El derecho constitucional, al limitar el poder político, organizándolo de modo de


impedir la opresión. El derecho administrativo, trazando límites a los meros
criterios de utilidad y eficiencia a partir de la existencia de los valores
permanentes del derecho, y básicamente, a partir de la necesidad de respeto del
administrado; el derecho penal con sus condicionamientos a la pena (incluso a
través de la fijación de tipos delictivos); el derecho laboral, que trata de igualar
relaciones que de otro modo permitirían un abuso; el derecho civil que exige que
las relaciones entre los contratantes se tracen en situaciones de equilibrio e
igualdad, son expresiones de esta tendencia fundamental de contenido de sentido
del derecho a lo largo de toda la existencia.

El derecho es el orden de la paz, porque es contrario a la violencia, y es el orden


de la seguridad (de la verdadera y humana seguridad), porque está construido en
permanente vigilia frente al poder, a su expansión y a la arbitrariedad, que es el
poder desmesurado, sin límites.
Nuestro país –que ha conocido las dolorosas instancias de la violencia desatada
sin control y del poder expandido hasta extremos de delirio- luego del largo
camino de sus propias penurias, regresa esperanzado al derecho. Esto significa,
entre otras cosas, incorporarse al sentido de la historia del crecimiento del
hombre y de su evolución. Porque a esta altura del desarrollo de la conciencia
moral el hombre sabe que el recíproco respeto es el modo verdadero de orden y
de organización social.

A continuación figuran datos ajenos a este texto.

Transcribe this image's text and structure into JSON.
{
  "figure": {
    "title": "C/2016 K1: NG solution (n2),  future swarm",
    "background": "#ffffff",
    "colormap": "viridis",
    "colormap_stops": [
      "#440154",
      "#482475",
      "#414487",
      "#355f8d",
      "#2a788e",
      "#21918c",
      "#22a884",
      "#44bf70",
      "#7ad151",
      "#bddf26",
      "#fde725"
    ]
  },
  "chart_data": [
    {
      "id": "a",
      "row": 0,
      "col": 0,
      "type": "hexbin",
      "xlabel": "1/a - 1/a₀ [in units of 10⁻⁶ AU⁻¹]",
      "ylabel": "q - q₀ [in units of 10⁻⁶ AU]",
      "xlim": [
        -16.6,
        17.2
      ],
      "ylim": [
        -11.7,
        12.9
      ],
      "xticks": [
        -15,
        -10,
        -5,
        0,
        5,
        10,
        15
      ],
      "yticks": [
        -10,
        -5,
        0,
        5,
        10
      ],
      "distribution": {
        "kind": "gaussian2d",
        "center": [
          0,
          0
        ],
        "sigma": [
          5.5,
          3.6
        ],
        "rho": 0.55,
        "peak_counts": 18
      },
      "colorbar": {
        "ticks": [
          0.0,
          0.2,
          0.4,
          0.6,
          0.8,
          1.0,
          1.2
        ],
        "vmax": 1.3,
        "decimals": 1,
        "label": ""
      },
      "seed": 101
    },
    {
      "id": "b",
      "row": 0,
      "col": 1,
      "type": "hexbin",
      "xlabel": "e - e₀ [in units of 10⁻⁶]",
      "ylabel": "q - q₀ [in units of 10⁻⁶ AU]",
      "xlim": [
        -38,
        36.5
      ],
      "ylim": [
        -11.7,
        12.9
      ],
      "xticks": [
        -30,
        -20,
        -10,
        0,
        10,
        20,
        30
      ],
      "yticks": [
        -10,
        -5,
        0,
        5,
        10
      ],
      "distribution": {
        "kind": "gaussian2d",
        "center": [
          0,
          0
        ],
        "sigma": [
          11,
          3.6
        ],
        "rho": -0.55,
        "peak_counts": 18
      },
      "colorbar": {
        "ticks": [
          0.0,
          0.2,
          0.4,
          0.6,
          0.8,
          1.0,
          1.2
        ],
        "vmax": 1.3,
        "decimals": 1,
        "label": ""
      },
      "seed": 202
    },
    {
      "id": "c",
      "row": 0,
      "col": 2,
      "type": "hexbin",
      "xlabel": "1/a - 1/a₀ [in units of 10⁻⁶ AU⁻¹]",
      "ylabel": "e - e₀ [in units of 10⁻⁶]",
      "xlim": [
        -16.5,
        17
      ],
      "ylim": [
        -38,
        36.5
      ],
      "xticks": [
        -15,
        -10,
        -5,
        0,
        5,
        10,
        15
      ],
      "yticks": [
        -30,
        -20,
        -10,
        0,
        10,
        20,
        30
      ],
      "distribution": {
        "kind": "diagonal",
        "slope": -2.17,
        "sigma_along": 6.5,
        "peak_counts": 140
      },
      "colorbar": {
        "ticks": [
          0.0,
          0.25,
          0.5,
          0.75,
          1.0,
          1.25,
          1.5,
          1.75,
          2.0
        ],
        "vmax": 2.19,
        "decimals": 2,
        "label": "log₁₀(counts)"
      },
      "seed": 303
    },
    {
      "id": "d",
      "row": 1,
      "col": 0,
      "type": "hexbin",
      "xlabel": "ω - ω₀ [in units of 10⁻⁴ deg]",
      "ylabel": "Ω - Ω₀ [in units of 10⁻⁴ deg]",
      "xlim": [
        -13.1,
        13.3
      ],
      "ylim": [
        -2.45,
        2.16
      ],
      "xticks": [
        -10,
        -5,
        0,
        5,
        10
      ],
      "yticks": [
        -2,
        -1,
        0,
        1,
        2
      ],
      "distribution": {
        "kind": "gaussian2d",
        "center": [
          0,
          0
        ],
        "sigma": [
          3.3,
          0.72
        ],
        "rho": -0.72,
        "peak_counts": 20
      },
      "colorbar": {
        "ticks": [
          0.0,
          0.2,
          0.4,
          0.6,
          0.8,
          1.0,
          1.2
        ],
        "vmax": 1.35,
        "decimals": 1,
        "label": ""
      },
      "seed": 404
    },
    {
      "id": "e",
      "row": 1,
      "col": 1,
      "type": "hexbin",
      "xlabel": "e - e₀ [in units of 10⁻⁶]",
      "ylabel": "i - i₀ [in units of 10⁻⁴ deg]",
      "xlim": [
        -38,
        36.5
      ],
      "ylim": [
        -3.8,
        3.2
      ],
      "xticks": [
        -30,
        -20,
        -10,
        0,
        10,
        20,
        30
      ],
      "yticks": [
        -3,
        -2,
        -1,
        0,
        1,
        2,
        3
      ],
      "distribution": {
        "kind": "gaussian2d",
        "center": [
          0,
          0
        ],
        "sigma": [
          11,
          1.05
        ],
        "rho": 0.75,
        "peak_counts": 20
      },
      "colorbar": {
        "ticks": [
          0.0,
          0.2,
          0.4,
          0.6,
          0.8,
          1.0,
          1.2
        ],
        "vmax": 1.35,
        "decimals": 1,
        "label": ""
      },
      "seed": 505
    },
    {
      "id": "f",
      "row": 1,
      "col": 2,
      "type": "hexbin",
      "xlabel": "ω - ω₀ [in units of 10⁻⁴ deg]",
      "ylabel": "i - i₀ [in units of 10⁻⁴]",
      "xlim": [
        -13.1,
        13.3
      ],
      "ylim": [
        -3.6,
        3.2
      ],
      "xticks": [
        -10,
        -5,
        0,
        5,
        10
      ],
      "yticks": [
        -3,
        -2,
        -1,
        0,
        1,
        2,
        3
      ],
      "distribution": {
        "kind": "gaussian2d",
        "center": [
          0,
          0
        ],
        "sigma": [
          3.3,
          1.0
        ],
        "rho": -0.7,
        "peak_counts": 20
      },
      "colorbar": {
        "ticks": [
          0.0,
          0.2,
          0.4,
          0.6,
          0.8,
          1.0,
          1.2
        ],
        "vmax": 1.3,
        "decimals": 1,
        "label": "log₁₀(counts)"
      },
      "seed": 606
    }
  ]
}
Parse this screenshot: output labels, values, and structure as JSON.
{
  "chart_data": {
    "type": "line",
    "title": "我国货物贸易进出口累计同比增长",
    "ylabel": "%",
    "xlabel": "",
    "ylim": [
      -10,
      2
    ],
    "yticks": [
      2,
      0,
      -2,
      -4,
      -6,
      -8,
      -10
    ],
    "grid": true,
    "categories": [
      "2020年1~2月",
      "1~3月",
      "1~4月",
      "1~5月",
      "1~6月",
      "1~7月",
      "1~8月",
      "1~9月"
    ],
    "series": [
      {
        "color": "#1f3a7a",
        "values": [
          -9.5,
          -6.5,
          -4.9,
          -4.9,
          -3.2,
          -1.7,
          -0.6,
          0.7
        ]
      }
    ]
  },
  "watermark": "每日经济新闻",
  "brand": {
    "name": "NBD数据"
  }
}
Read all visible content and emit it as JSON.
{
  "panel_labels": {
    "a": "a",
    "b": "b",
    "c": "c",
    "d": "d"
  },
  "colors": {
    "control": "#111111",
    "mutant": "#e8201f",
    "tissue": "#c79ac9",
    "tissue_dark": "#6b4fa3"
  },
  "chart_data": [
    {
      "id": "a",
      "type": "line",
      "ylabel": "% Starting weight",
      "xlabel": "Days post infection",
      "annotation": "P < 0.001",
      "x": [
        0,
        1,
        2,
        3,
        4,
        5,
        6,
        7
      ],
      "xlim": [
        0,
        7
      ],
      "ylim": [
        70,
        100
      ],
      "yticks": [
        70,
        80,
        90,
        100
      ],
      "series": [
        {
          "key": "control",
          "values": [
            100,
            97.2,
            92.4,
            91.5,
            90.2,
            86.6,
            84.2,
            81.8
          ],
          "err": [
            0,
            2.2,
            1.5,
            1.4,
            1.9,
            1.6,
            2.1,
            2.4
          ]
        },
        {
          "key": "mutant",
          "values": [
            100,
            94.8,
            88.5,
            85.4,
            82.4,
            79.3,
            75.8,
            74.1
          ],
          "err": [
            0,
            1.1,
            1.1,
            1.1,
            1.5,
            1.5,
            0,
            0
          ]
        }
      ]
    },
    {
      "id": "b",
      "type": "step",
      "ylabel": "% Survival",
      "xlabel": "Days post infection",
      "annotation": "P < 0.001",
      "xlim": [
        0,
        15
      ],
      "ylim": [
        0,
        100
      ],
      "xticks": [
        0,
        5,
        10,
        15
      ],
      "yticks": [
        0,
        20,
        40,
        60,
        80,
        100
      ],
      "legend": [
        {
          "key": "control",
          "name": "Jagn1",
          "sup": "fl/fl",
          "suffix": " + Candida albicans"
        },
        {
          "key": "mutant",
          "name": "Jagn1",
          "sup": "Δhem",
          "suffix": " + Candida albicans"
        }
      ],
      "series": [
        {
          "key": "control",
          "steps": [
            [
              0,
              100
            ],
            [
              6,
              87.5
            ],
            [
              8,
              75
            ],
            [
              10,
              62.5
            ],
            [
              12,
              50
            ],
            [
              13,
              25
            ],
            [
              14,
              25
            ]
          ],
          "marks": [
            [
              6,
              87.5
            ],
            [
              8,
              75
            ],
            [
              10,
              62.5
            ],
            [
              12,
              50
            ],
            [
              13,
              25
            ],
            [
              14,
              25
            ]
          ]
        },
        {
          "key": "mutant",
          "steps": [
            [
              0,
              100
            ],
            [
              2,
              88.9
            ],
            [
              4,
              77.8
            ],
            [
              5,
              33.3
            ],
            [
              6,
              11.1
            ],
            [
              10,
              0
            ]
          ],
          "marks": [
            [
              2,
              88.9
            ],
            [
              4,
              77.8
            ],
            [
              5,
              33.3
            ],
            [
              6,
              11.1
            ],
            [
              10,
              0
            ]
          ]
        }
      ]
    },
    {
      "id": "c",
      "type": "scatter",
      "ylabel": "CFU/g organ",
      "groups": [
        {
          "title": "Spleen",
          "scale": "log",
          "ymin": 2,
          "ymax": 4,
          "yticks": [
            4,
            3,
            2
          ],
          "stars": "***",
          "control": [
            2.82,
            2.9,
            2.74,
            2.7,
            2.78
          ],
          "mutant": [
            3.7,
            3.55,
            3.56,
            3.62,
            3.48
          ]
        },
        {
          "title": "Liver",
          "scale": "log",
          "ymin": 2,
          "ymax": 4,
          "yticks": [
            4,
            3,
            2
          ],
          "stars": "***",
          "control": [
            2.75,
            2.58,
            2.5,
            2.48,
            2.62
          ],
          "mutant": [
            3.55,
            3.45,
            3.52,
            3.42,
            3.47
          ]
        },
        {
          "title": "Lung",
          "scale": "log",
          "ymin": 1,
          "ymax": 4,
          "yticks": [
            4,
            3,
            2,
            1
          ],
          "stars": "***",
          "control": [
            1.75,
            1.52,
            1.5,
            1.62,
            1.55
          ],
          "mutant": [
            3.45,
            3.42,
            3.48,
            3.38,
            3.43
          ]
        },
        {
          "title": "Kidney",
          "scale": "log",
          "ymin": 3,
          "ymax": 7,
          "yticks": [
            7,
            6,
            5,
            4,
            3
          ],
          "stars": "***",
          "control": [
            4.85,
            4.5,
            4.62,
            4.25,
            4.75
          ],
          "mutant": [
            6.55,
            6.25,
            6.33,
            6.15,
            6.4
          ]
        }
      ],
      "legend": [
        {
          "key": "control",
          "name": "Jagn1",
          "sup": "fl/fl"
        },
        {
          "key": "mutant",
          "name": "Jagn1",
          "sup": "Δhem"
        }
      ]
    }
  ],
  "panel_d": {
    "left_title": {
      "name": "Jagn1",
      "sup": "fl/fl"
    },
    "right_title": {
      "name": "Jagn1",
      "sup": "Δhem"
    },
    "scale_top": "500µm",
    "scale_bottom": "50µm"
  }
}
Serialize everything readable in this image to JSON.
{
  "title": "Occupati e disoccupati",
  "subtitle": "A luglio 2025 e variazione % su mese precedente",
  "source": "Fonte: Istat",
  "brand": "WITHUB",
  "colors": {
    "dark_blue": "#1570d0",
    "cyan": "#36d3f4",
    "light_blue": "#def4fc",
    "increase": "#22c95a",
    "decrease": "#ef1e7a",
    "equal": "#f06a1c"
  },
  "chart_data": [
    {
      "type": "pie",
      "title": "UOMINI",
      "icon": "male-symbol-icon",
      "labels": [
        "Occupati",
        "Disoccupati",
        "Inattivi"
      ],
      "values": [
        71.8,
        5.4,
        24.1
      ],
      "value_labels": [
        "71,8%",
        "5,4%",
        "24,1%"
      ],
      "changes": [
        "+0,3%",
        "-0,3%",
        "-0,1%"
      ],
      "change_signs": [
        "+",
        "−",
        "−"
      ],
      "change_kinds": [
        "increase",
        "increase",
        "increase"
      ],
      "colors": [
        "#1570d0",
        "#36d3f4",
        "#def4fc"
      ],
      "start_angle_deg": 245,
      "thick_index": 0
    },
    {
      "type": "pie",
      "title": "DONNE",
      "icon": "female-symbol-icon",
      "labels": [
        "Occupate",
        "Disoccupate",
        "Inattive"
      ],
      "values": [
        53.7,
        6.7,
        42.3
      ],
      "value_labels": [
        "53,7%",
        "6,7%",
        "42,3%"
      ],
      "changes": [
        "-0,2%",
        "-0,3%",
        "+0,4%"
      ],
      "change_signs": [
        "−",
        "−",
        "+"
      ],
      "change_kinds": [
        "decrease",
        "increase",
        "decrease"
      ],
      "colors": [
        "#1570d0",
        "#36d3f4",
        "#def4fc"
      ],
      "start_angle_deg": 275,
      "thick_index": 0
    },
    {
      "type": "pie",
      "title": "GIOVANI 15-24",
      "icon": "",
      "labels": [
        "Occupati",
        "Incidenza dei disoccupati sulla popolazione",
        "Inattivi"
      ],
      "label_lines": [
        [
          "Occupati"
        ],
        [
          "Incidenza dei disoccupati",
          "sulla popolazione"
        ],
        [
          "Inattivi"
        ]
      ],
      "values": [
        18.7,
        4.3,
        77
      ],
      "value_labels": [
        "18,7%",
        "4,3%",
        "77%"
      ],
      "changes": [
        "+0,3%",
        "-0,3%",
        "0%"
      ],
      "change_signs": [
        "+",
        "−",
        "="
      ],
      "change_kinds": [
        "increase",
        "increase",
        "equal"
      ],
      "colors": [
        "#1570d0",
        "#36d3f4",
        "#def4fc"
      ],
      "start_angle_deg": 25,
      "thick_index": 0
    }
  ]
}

Y que cada vez que por error, por el extravío de una
conciencia confundida, asume la violencia como forma de acción política, o el
poder desnudo sin los límites estrictos del derecho, retrocede en la cultura, marca
una claudicación, traza una historia que marcha en el sentido inverso al que le
marca el crecimiento del hombre en la búsqueda de su propia humanidad y de su
trascendencia.

Si la violencia y el poder desmesurados deben ser condenados como


claudicaciones de la cultura, el regreso a la vigencia del derecho, la perpetua y
constante voluntad de hacer de cada acto de la vida de relación una expresión de
respeto recíproco debe ser saludado con entusiasmo, ya que significa recuperar
el perdido sentido de la existencia social, mirar hacia delante, componer la
perspectiva de un futuro que en cuando sea más humano será también más
promisorio.

El derecho, que es el orden de la paz, de la libertad, del trabajo, de la vida, por eso
mismo, se nos abre en este tiempo como un inmenso amanecer. En él habrá que
construir, sin cansancios, el genuino humanismo de una convivencia armoniosa
y la esperanza de un destino más bueno y verdadero.